Sketch by Eduardo Souto de Moura for Pibamarmi pavilion at 2014 Marmomacc

 

«I’ve studied in an environment full of walls. [They] have a meaning in topography because when you build something you have to build platforms. […] I focus on topography every single time. It’s natural stone. […] In architecture stone gives an image of powerful pictorial expression, and I like that very much. Regardless of its function, a wall is like a painting. Irregular stones are balanced by smaller ones. One by one: one stable stone, and then two, three, they make a stable wall; and that’s marvellous».

This statement by Eduardo Souto de Moura stresses the importance of walls, and in particular of stone walls, theme well appreciated by the Portuguese architect for its figural power and its constructive significance. He dealt with this issue several times in his architectures, as in the Municipal Market in Braga (1980) or in the Casa das Artes in Oporto (1981); and nowadays Souto de Moura keeps elaborating the wall archetype, for instance in the recent project for Pibamarmi exhibit pavilion, planned for the next edition of Marmomacc fair in Verona.

The exhibition space will consist in stone walls giving access to hidden rooms, indicated by hut-shaped wooden structures covered in fabric.

According to the architect, the contrast between the stereotomic walls on the facades and the tectonic rooms behind them, aims to activate a reflection on the solid wall/ephemeral wall duality, linking to the theory and projects of Aldo Rossi and Robert Venturi. Walls can indeed convey values of width, continuity, and radication (Rossi), but they can transmit as well completely opposite ideas of thinness, fragmentation, and duplicity (Venturi).

 

Eduardo Souto de Moura

Souto de Moura is a Portuguese architect who started his own studio in 1980 after collaborating with Alvaro Siza. Between his numerous architectural works we can mention the Casa das Artes in Oporto (1981-91), the Casa in Moledo (1991-98), the Casa del Cinema Manoel de Oliveira in Viana de Lima (1998-2003), the Municipal Stadium in Braga (2000-03), two Villas in Ponte de Lima (2001-02), and the Offices Building in Avenida Boavista, Oporto (2003-08).

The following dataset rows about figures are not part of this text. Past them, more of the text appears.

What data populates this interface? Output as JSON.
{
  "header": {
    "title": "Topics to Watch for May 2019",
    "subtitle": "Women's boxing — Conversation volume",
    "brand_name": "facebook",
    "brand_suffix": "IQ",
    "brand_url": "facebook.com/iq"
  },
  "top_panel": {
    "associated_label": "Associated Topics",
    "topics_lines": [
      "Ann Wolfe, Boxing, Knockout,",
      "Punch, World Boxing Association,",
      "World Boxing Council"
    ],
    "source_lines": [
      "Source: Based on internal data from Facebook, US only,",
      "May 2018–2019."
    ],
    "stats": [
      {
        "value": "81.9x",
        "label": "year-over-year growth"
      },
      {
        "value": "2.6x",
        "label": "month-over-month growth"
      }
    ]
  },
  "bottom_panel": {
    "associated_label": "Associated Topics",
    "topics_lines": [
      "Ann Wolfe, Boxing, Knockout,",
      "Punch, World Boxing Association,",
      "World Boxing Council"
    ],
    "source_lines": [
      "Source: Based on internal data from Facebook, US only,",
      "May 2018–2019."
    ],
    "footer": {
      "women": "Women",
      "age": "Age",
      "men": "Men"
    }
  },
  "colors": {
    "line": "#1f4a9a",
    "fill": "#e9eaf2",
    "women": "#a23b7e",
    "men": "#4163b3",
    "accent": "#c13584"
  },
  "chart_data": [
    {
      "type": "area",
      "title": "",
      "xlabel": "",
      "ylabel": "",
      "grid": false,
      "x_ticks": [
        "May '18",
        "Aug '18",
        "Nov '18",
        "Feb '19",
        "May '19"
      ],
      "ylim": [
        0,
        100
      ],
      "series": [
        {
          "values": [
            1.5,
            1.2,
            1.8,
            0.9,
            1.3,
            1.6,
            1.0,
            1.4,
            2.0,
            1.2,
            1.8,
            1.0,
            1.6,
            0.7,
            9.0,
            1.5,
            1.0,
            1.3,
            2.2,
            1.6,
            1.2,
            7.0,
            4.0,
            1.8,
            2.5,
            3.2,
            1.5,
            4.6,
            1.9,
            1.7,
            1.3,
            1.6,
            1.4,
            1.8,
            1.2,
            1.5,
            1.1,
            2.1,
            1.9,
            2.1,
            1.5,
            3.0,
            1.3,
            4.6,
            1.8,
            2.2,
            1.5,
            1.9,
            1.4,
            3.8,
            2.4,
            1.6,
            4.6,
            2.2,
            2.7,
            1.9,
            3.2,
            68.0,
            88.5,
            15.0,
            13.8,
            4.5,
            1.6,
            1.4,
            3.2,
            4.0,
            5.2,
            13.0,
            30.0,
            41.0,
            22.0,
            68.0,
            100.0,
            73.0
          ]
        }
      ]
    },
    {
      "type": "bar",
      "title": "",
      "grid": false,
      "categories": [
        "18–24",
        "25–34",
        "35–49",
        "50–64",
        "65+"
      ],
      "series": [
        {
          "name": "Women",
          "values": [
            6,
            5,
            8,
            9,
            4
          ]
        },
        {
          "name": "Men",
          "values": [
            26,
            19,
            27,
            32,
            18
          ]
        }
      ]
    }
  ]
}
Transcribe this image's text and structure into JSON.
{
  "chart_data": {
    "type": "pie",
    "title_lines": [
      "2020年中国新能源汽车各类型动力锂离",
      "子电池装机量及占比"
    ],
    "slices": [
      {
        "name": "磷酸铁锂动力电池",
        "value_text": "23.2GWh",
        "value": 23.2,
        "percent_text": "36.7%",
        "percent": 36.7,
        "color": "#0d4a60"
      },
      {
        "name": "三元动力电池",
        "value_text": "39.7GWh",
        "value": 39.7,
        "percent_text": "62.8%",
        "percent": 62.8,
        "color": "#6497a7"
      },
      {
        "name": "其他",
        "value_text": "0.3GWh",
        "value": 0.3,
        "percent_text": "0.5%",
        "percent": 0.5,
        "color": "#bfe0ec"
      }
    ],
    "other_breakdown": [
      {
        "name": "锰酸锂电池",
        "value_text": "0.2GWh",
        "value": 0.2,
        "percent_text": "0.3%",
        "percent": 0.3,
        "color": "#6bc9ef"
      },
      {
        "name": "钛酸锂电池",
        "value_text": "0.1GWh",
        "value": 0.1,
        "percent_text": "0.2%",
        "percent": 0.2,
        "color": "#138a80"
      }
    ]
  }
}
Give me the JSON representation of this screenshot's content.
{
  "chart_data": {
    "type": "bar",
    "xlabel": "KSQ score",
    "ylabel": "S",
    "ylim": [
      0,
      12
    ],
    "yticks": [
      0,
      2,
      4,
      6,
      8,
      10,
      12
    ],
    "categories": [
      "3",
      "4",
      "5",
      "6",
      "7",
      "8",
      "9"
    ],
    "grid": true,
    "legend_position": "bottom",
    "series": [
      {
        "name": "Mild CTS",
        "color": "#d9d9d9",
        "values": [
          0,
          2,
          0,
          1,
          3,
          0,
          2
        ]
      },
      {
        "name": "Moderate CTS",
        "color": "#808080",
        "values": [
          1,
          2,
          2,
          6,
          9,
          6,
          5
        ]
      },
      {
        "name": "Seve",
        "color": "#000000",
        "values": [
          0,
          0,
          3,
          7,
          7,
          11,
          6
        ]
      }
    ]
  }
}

Since 1981 Souto De Moura has been mixing activities in both projecting and teaching: he is professor at the Architecture Faculty of Oporto University; and visiting professor in prestigious educational institutions in Paris, Dublin, Harvard, Zurich, and Lausanne. 

He was awarded with important International prizes as the Heinrich Tessenow Gold Medal in 2001 and the Pritzker Architecture Prize in 2011.

 

by Davide Turrini


[1] Eduardo Souto de Moura cit. in Francesc Zamora Mola, Eduardo Souto de Moura, Modena, Logos, 2009, p. 393.